O Melanina Acentuada Festival acontece entre 28 de julho e 3 de agosto em diversos espaços artísticos e culturais da capital baiana
Imagem: Rebeca dos Santos / Laboratório Z

Texto: Divulgação

Entre os dias 28 de julho e 3 de agosto acontece em Salvador (BA) a 8ª edição do Melanina Acentuada Festival. O evento multilinguagem busca promover encontros entre teatro, literatura, música e o pensamento negro contemporâneo para homenagear os 80 anos do Teatro Experimental do Negro (TEN) e o legado de Abdias do Nascimento.

Criado pelo ator, autor e dramaturgo Aldri Anunciação, o festival acontece há 14 anos e nesta edição tem programação voltada às narrativas e aos povos originários, africanos e afroindígenas.

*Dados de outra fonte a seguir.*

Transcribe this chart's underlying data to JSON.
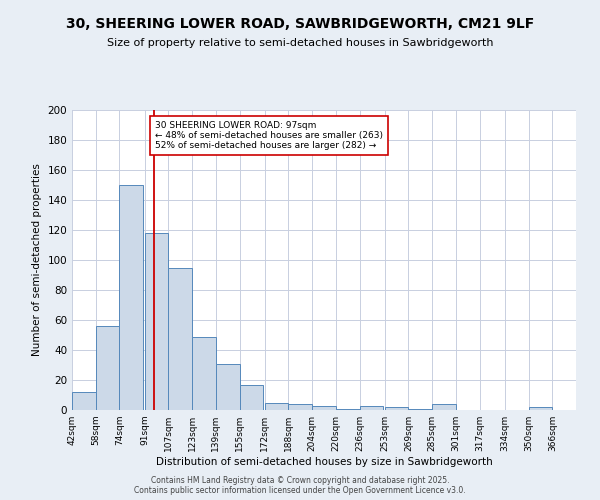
{
  "title": "30, SHEERING LOWER ROAD, SAWBRIDGEWORTH, CM21 9LF",
  "subtitle": "Size of property relative to semi-detached houses in Sawbridgeworth",
  "xlabel": "Distribution of semi-detached houses by size in Sawbridgeworth",
  "ylabel": "Number of semi-detached properties",
  "property_label": "30 SHEERING LOWER ROAD: 97sqm",
  "smaller_pct": 48,
  "smaller_count": 263,
  "larger_pct": 52,
  "larger_count": 282,
  "arrow_left": "←",
  "arrow_right": "→",
  "bin_labels": [
    "42sqm",
    "58sqm",
    "74sqm",
    "91sqm",
    "107sqm",
    "123sqm",
    "139sqm",
    "155sqm",
    "172sqm",
    "188sqm",
    "204sqm",
    "220sqm",
    "236sqm",
    "253sqm",
    "269sqm",
    "285sqm",
    "301sqm",
    "317sqm",
    "334sqm",
    "350sqm",
    "366sqm"
  ],
  "bin_edges": [
    42,
    58,
    74,
    91,
    107,
    123,
    139,
    155,
    172,
    188,
    204,
    220,
    236,
    253,
    269,
    285,
    301,
    317,
    334,
    350,
    366
  ],
  "counts": [
    12,
    56,
    150,
    118,
    95,
    49,
    31,
    17,
    5,
    4,
    3,
    1,
    3,
    2,
    1,
    4,
    0,
    0,
    0,
    2,
    0
  ],
  "bar_color": "#ccd9e8",
  "bar_edge_color": "#5588bb",
  "vline_color": "#cc0000",
  "vline_x": 97,
  "annotation_box_color": "#ffffff",
  "annotation_box_edge": "#cc0000",
  "background_color": "#e8eef5",
  "plot_bg_color": "#ffffff",
  "grid_color": "#c8cfe0",
  "ylim": [
    0,
    200
  ],
  "footer1": "Contains HM Land Registry data © Crown copyright and database right 2025.",
  "footer2": "Contains public sector information licensed under the Open Government Licence v3.0."
}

“Os nossos mundos estão conectados, a luta é a mesma. Nós temos que fazer essas coisas para atritar os mundos, para que pessoas negras, indígenas, mulheres, PCDs, trans, travestis, enfim, estejam em todos os lugares”, afirma o escritor potiguara Juão Nyn, que chega ao festival com o monólogo TYBYRA – Uma Tragédia Indígena Brasileira, uma obra de ficção sobre o primeiro caso de LGBTfobia contra um corpo nativo documentado no país.

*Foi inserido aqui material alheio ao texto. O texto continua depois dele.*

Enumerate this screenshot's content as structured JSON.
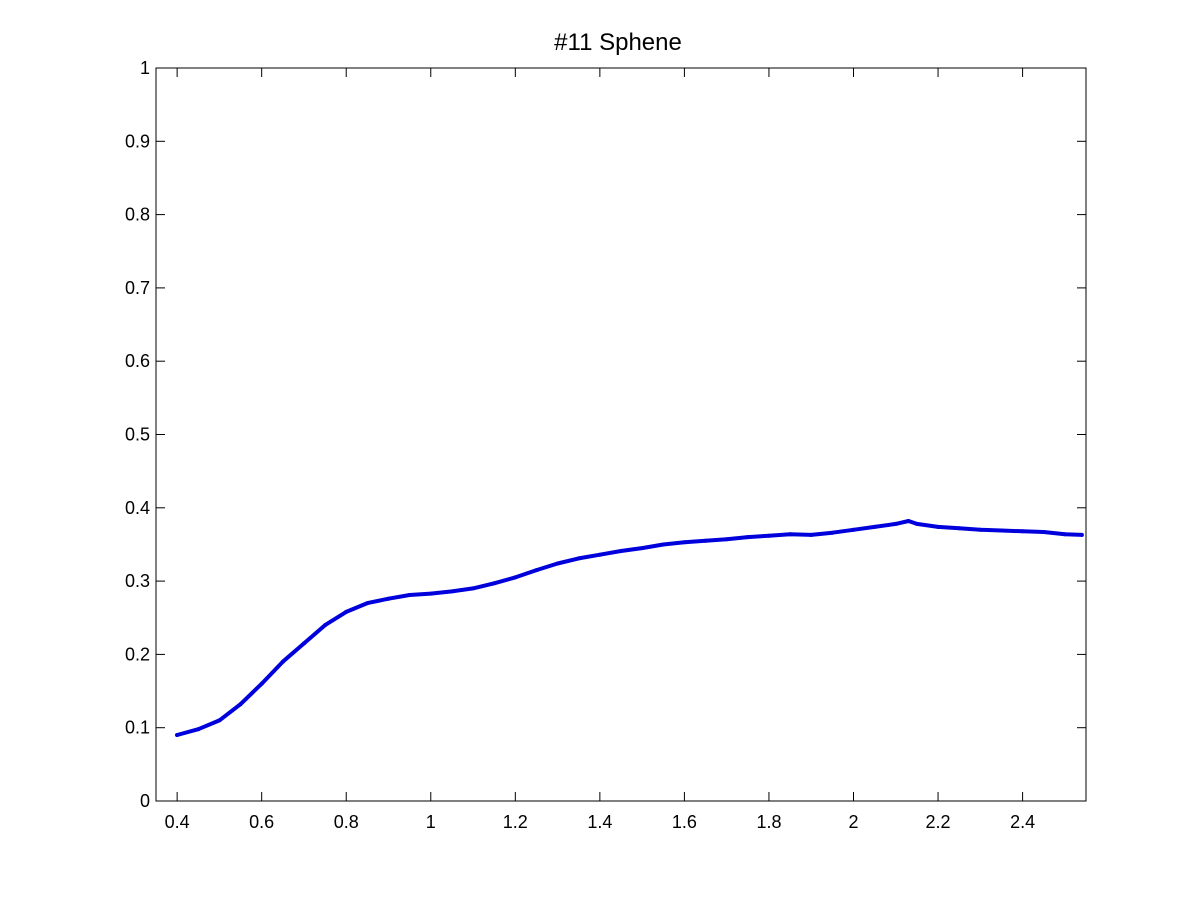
{
  "chart_data": {
    "type": "line",
    "title": "#11 Sphene",
    "xlabel": "",
    "ylabel": "",
    "xlim": [
      0.35,
      2.55
    ],
    "ylim": [
      0,
      1
    ],
    "grid": false,
    "x_ticks": [
      "0.4",
      "0.6",
      "0.8",
      "1",
      "1.2",
      "1.4",
      "1.6",
      "1.8",
      "2",
      "2.2",
      "2.4"
    ],
    "y_ticks": [
      "0",
      "0.1",
      "0.2",
      "0.3",
      "0.4",
      "0.5",
      "0.6",
      "0.7",
      "0.8",
      "0.9",
      "1"
    ],
    "series": [
      {
        "color": "#0000dd",
        "x": [
          0.4,
          0.45,
          0.5,
          0.55,
          0.6,
          0.65,
          0.7,
          0.75,
          0.8,
          0.85,
          0.9,
          0.95,
          1.0,
          1.05,
          1.1,
          1.15,
          1.2,
          1.25,
          1.3,
          1.35,
          1.4,
          1.45,
          1.5,
          1.55,
          1.6,
          1.65,
          1.7,
          1.75,
          1.8,
          1.85,
          1.9,
          1.95,
          2.0,
          2.05,
          2.1,
          2.13,
          2.15,
          2.2,
          2.25,
          2.3,
          2.35,
          2.4,
          2.45,
          2.5,
          2.54
        ],
        "y": [
          0.09,
          0.098,
          0.11,
          0.132,
          0.16,
          0.19,
          0.215,
          0.24,
          0.258,
          0.27,
          0.276,
          0.281,
          0.283,
          0.286,
          0.29,
          0.297,
          0.305,
          0.315,
          0.324,
          0.331,
          0.336,
          0.341,
          0.345,
          0.35,
          0.353,
          0.355,
          0.357,
          0.36,
          0.362,
          0.364,
          0.363,
          0.366,
          0.37,
          0.374,
          0.378,
          0.382,
          0.378,
          0.374,
          0.372,
          0.37,
          0.369,
          0.368,
          0.367,
          0.364,
          0.363
        ]
      }
    ]
  }
}
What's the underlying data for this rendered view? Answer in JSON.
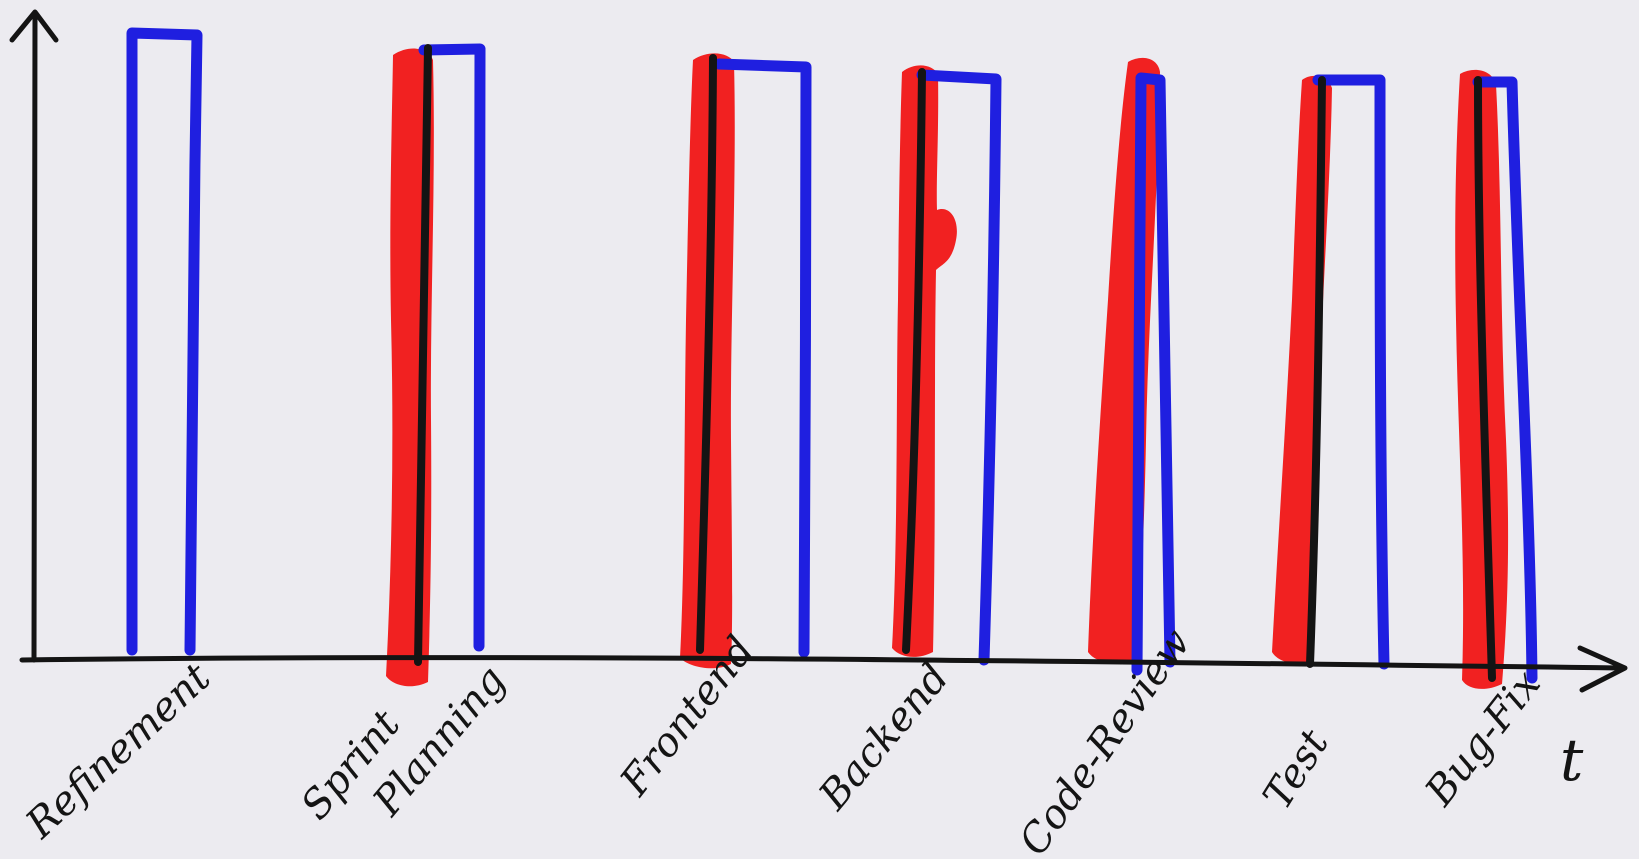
{
  "diagram": {
    "axis_label": "t",
    "colors": {
      "background": "#ecebf0",
      "axis": "#141414",
      "blue_outline": "#1f1fe0",
      "red_marker": "#f01818",
      "black_marker": "#141414"
    },
    "stages": [
      {
        "label": "Refinement",
        "has_red_bar": false
      },
      {
        "label": "Sprint Planning",
        "label_lines": [
          "Sprint",
          "Planning"
        ],
        "has_red_bar": true
      },
      {
        "label": "Frontend",
        "has_red_bar": true
      },
      {
        "label": "Backend",
        "has_red_bar": true
      },
      {
        "label": "Code-Review",
        "has_red_bar": true
      },
      {
        "label": "Test",
        "has_red_bar": true
      },
      {
        "label": "Bug-Fix",
        "has_red_bar": true
      }
    ]
  }
}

A programação também conta com apresentações de importantes espetáculos da dramaturgia negra, como o premiado “MACACOS”, do ator e dramaturgo Clayton Nascimento; “Namíbia, Não!”, de Aldri Anunciação, com direção de Lázaro Ramos e participação gravada de Wagner Moura; e “Abdias do Nascimento”, protagonizado pelo ator carioca Lincoln Oliveira ao lado de Paulo Guidelly e João Vitor Nascimento.

Além dos espetáculos, o festival reúne escritores, pesquisadores e artistas como Guilherme Diniz, Jessé Oliveira, Eugênio Lima, Luciany Aparecida, Daniel Arcades, Sulivã Bispo e Johayne Hildefonso, que contribuem com novas pesquisas, lançamentos editoriais e reflexões sobre os caminhos da produção artística negra contemporânea.

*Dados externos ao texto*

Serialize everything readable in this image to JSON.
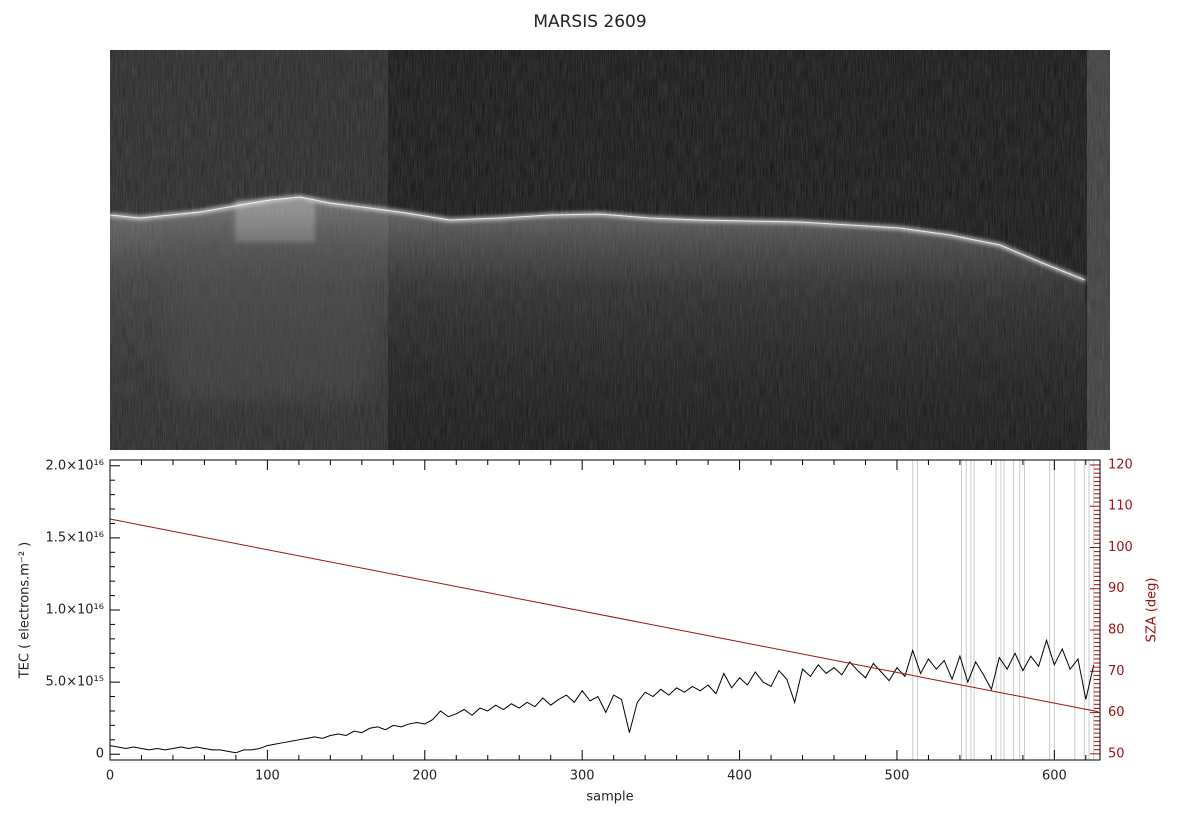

Entre os destaques do evento está a participação da ensaísta, dramaturga e professora Leda Maria Martins, considerada uma das principais referências dos estudos sobre performance, ‘oralitura’, ‘tempo espiralar’ e teatro negro no Brasil. Durante o festival, a pesquisadora apresenta o lançamento de seu novo livro, “A Fina Lâmina da Palavra”, sobre memória, ancestralidade e criação artística negra.

“No livro, eu traço uma paisagem crítico-teórica sobre criações  estéticas de vários gêneros, que, ao longo dos anos, tem me encantado. Poeticamente, a linguagem analítica se debruça, com prazer, sobre várias composições, visando despertar também no leitor o sabor da e pela arte”, conta a autora.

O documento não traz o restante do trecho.